After the 2008 financial crash, bank CEOs had a message: We've learned. We won't do it again.

This seemed like a reasonable offer, too. Capital increased. Leverage came down. Lending standards improved.

But then last year, JPMorgan Chase (JPM 0.65%) suffered a multibillion-dollar loss in the London Whale fiasco. Suddenly, the idea that risk management had improved since 2008 was called into question.

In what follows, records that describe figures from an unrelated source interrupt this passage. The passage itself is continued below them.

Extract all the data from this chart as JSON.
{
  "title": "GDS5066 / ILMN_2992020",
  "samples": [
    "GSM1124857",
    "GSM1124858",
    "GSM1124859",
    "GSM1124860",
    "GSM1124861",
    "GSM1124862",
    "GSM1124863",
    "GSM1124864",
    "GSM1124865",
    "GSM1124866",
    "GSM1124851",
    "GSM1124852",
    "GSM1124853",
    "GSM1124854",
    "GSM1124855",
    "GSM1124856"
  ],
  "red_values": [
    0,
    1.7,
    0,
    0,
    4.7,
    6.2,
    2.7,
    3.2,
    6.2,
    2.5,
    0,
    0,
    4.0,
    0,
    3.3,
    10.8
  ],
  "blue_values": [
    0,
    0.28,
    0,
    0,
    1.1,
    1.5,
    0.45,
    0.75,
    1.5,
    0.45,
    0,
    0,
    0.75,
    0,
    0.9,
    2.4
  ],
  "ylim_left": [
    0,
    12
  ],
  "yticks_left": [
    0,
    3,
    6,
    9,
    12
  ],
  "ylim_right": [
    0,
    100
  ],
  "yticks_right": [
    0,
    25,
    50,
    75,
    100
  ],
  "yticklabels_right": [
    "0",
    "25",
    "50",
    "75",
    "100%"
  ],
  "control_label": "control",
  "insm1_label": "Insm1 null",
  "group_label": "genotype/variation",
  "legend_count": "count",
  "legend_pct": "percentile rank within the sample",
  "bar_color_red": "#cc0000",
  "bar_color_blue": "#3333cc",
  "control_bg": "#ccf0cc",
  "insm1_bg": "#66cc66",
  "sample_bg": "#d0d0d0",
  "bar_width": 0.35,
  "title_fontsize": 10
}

I recently sat down with Nobel Prize-winning economist Joseph Stiglitz in his office at Columbia Business School. In this clip, Stiglitz discusses what Wall Street has (and hasn't) learned since 2008 (transcript follows): 

Joseph Stiglitz: I think some have learned their lesson as I look over the landscape, I'm not sure. We all saw what happened with what we call "The Whale Trader" at JPMorgan; clearly they didn't learn the lesson. I think one of the problems is that the too-big-to-fail problem has gotten worse. So these banks know that they're so big that they will almost surely be bailed out. The problem of incentive structures being perverse and encouraging excess risk taking is only being slightly muted. So as I look at the basic structural problems, they are still there, and in some ways worse. I think that obviously the government's looking over their shoulders more, and that has made them perhaps a little bit more cautious.